> He is going to download Blender because someone on Reddit said it was free, and then stare at the interface for forty-five minutes.
This hits home. Not because I did it as a kid; I'm a bit old for that. But because I've done this exact thing two or three times. You stare and know, just know, that somewhere in this byzantine interface there is the raw power to do lots of cool 3D stuff. But damn. It's quite an interface.
> That is not a bug in how he’s using the computer. That is the entire mechanism by which a kid becomes a developer. Or a designer. Or a filmmaker. Or whatever it is that comes after spending thousands of hours alone in a room with a machine that was never quite right for what you were asking of it.
Yeah. For me it was an old, beat-up 286 that I couldn't get anyone to upgrade and and loving devotion to MS-DOS, old EGA Sierra games, TSR programs, TUIs, GeoWorks, and just not being able to get enough of it.
When I finally saved up enough to buy a 486 motherboard, I installed Linux because it seemed cool (and was cool) and never looked back. But that 286 sparked my obsession with computers that has influenced almost every aspect of my life.
I got a cracked copy of 3ds Max at a LAN party (back when it was "Discreet 3dsmax"), and immediately dragged dozens of cubes, spheres, and cones into the scene.
Then I closed it for a year. Opened it up again one day, followed a box-modeling tutorial (from the documentation PDF linked in the Help menu!), and I was hooked. Spline modeling, rigging, walk cycles, texturing, lighting experiments, every spare minute for the rest of high school.
I still remember the whole-body panic of accidentally turning on "adaptive degradation", which replaced all meshes with their bounding cubes when rotating the viewport camera, and thinking I had broken my video card.
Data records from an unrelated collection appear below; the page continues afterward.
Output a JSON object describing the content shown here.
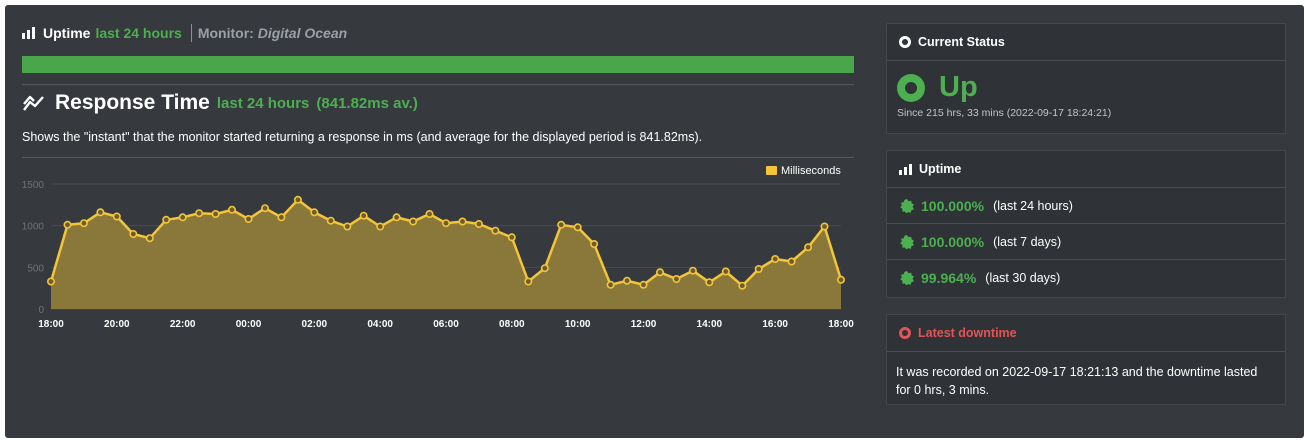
{
  "header": {
    "uptime_label": "Uptime",
    "period_label": "last 24 hours",
    "monitor_prefix": "Monitor:",
    "monitor_name": "Digital Ocean",
    "uptime_bar_color": "#4aa64a",
    "icon": "bar-chart-icon"
  },
  "response_time": {
    "title": "Response Time",
    "period_label": "last 24 hours",
    "average_label": "(841.82ms av.)",
    "description": "Shows the \"instant\" that the monitor started returning a response in ms (and average for the displayed period is 841.82ms).",
    "icon": "line-chart-icon"
  },
  "chart_data": {
    "type": "area",
    "legend": "Milliseconds",
    "legend_position": "top-right",
    "x_ticks": [
      "18:00",
      "20:00",
      "22:00",
      "00:00",
      "02:00",
      "04:00",
      "06:00",
      "08:00",
      "10:00",
      "12:00",
      "14:00",
      "16:00",
      "18:00"
    ],
    "y_ticks": [
      "0",
      "500",
      "1000",
      "1500"
    ],
    "ylim": [
      0,
      1500
    ],
    "grid": true,
    "series": [
      {
        "name": "Milliseconds",
        "color": "#f4c53a",
        "fill": "#8f7b3a",
        "values": [
          330,
          1010,
          1030,
          1160,
          1110,
          900,
          850,
          1070,
          1100,
          1150,
          1140,
          1190,
          1080,
          1210,
          1100,
          1310,
          1160,
          1060,
          990,
          1120,
          990,
          1100,
          1050,
          1140,
          1030,
          1050,
          1020,
          940,
          860,
          330,
          490,
          1010,
          980,
          780,
          290,
          340,
          290,
          440,
          360,
          460,
          320,
          450,
          280,
          480,
          600,
          570,
          740,
          990,
          350
        ]
      }
    ]
  },
  "current_status": {
    "title": "Current Status",
    "status": "Up",
    "since": "Since 215 hrs, 33 mins (2022-09-17 18:24:21)",
    "status_color": "#4caf50"
  },
  "uptime": {
    "title": "Uptime",
    "rows": [
      {
        "percent": "100.000%",
        "period": "(last 24 hours)"
      },
      {
        "percent": "100.000%",
        "period": "(last 7 days)"
      },
      {
        "percent": "99.964%",
        "period": "(last 30 days)"
      }
    ],
    "icon": "badge-check-icon"
  },
  "latest_downtime": {
    "title": "Latest downtime",
    "text": "It was recorded on 2022-09-17 18:21:13 and the downtime lasted for 0 hrs, 3 mins.",
    "title_color": "#e05555"
  }
}
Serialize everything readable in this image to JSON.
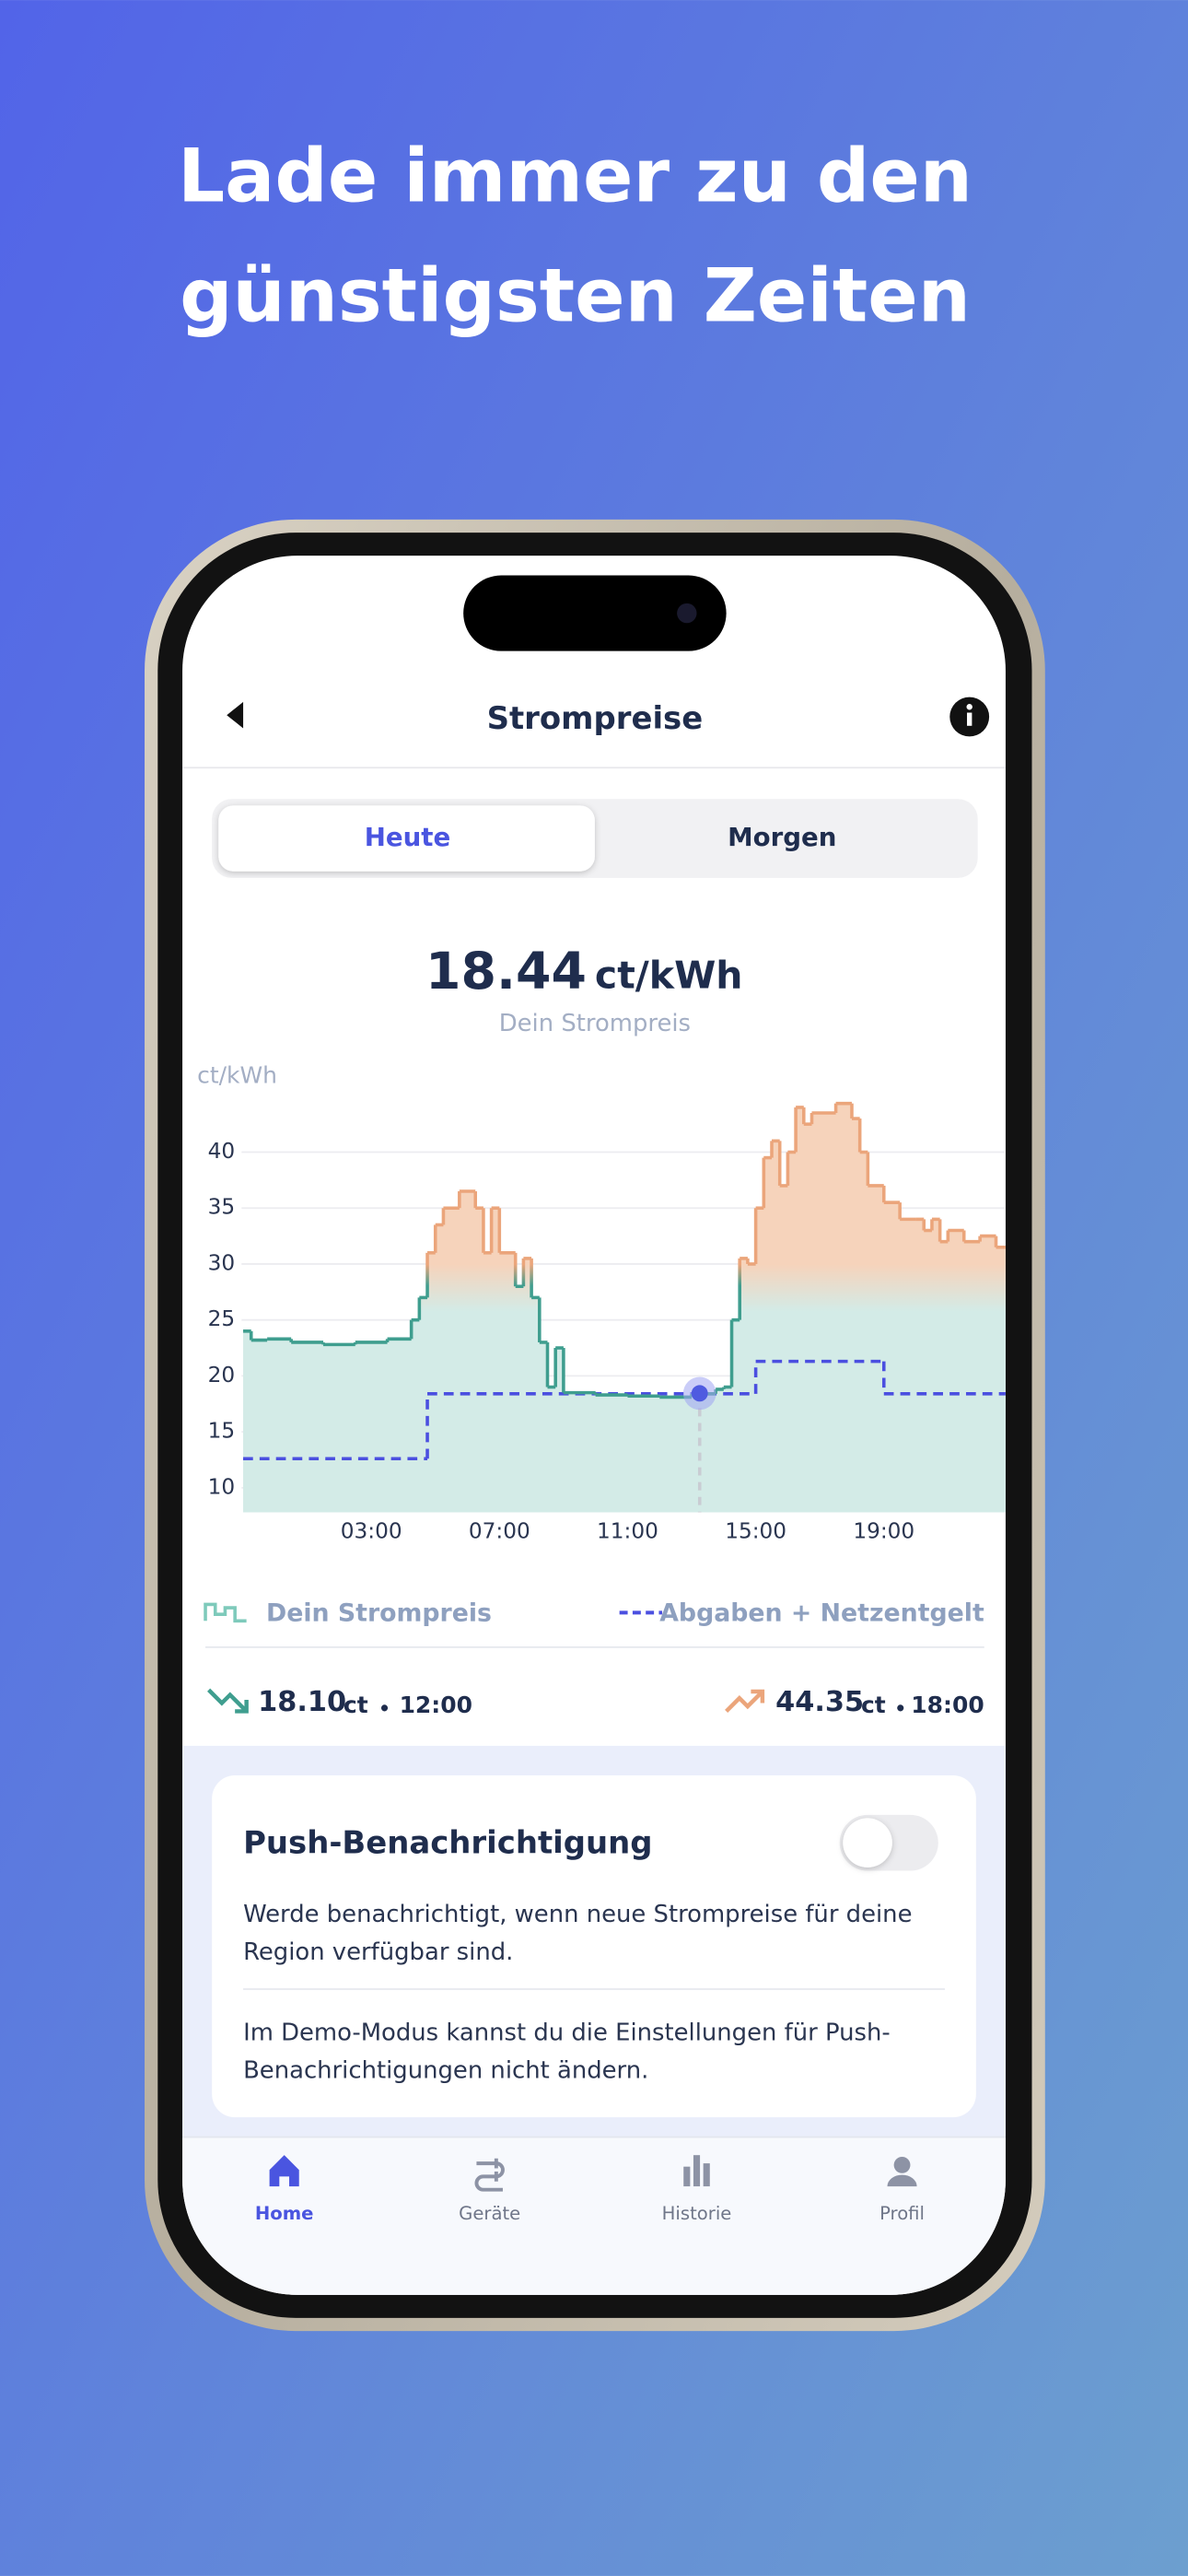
{
  "headline": [
    "Lade immer zu den",
    "günstigsten Zeiten"
  ],
  "screen": {
    "title": "Strompreise",
    "tabs": [
      "Heute",
      "Morgen"
    ],
    "price_unit": "ct/kWh",
    "price_caption": "Dein Strompreis"
  },
  "chart_data": {
    "type": "line",
    "y_label": "ct/kWh",
    "series": [
      {
        "name": "Dein Strompreis",
        "color": "#3f9e8f",
        "high_color": "#eba57b",
        "step": true,
        "x": [
          -1,
          -0.75,
          -0.25,
          0.5,
          1.5,
          2.5,
          3.5,
          4.25,
          4.5,
          4.75,
          5,
          5.25,
          5.75,
          6.25,
          6.5,
          6.75,
          7,
          7.5,
          7.75,
          8,
          8.25,
          8.5,
          8.75,
          9,
          10,
          11,
          12,
          13,
          13.75,
          14,
          14.25,
          14.5,
          14.75,
          15,
          15.25,
          15.5,
          15.75,
          16,
          16.25,
          16.5,
          16.75,
          17.5,
          18,
          18.25,
          18.5,
          19,
          19.5,
          20,
          20.25,
          20.5,
          20.75,
          21,
          21.5,
          22,
          22.5
        ],
        "values": [
          24,
          23.2,
          23.3,
          23,
          22.8,
          23,
          23.3,
          25,
          27,
          31,
          33.5,
          35,
          36.5,
          35,
          31,
          35,
          31,
          28,
          30.5,
          27,
          23,
          19,
          22.5,
          18.5,
          18.3,
          18.2,
          18.1,
          18.4,
          18.8,
          19,
          25,
          30.5,
          30,
          35,
          39.5,
          41,
          37,
          40,
          44,
          42.5,
          43.5,
          44.35,
          43,
          40,
          37,
          35.5,
          34,
          34,
          33,
          34,
          32,
          33,
          32,
          32.5,
          31.5
        ]
      },
      {
        "name": "Abgaben + Netzentgelt",
        "color": "#4b4fe0",
        "dashed": true,
        "step": true,
        "x": [
          -1,
          4.75,
          15,
          19
        ],
        "values": [
          12.6,
          18.4,
          21.3,
          18.4
        ]
      }
    ],
    "xlim": [
      -1.05,
      22.8
    ],
    "ylim": [
      7.8,
      46
    ],
    "xticks": [
      {
        "value": 3,
        "label": "03:00"
      },
      {
        "value": 7,
        "label": "07:00"
      },
      {
        "value": 11,
        "label": "11:00"
      },
      {
        "value": 15,
        "label": "15:00"
      },
      {
        "value": 19,
        "label": "19:00"
      }
    ],
    "yticks": [
      10,
      15,
      20,
      25,
      30,
      35,
      40
    ],
    "grid": true,
    "marker": {
      "x": 13.25,
      "y": 18.44
    }
  },
  "stats": {
    "min": {
      "value": "18.10",
      "unit": "ct",
      "time": "12:00"
    },
    "max": {
      "value": "44.35",
      "unit": "ct",
      "time": "18:00"
    }
  },
  "push": {
    "title": "Push-Benachrichtigung",
    "description": [
      "Werde benachrichtigt, wenn neue Strompreise für deine",
      "Region verfügbar sind."
    ],
    "note": [
      "Im Demo-Modus kannst du die Einstellungen für Push-",
      "Benachrichtigungen nicht ändern."
    ]
  },
  "tab_bar": [
    "Home",
    "Geräte",
    "Historie",
    "Profil"
  ]
}
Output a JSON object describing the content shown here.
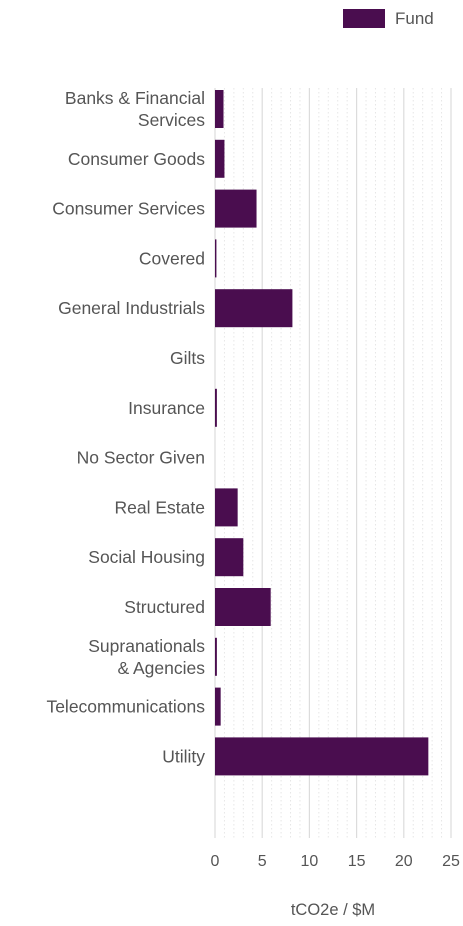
{
  "chart_data": {
    "type": "bar",
    "orientation": "horizontal",
    "categories": [
      [
        "Banks & Financial",
        "Services"
      ],
      [
        "Consumer Goods"
      ],
      [
        "Consumer Services"
      ],
      [
        "Covered"
      ],
      [
        "General Industrials"
      ],
      [
        "Gilts"
      ],
      [
        "Insurance"
      ],
      [
        "No Sector Given"
      ],
      [
        "Real Estate"
      ],
      [
        "Social Housing"
      ],
      [
        "Structured"
      ],
      [
        "Supranationals",
        "& Agencies"
      ],
      [
        "Telecommunications"
      ],
      [
        "Utility"
      ]
    ],
    "series": [
      {
        "name": "Fund",
        "color": "#4a0d4f",
        "values": [
          0.9,
          1.0,
          4.4,
          0.15,
          8.2,
          0,
          0.2,
          0,
          2.4,
          3.0,
          5.9,
          0.2,
          0.6,
          22.6
        ]
      }
    ],
    "xlim": [
      0,
      25
    ],
    "xticks": [
      "0",
      "5",
      "10",
      "15",
      "20",
      "25"
    ],
    "xlabel": "tCO2e / $M",
    "ylabel": "",
    "title": "",
    "grid": true,
    "legend_position": "top-right"
  }
}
I still love to revive old hardware and push it beyond it limits. Mostly because i think it's fun, but also because it's dirt cheap or free. Back then made an old GPS system play Monkey Island or mp3's or read E-books. Reinstalled lots of old Android phones and tablets. Made photo frames out of them. Made webcams out of them. Transformed old laptops into Chromebooks. Make lots of old NAS devices work again. Stuff like that.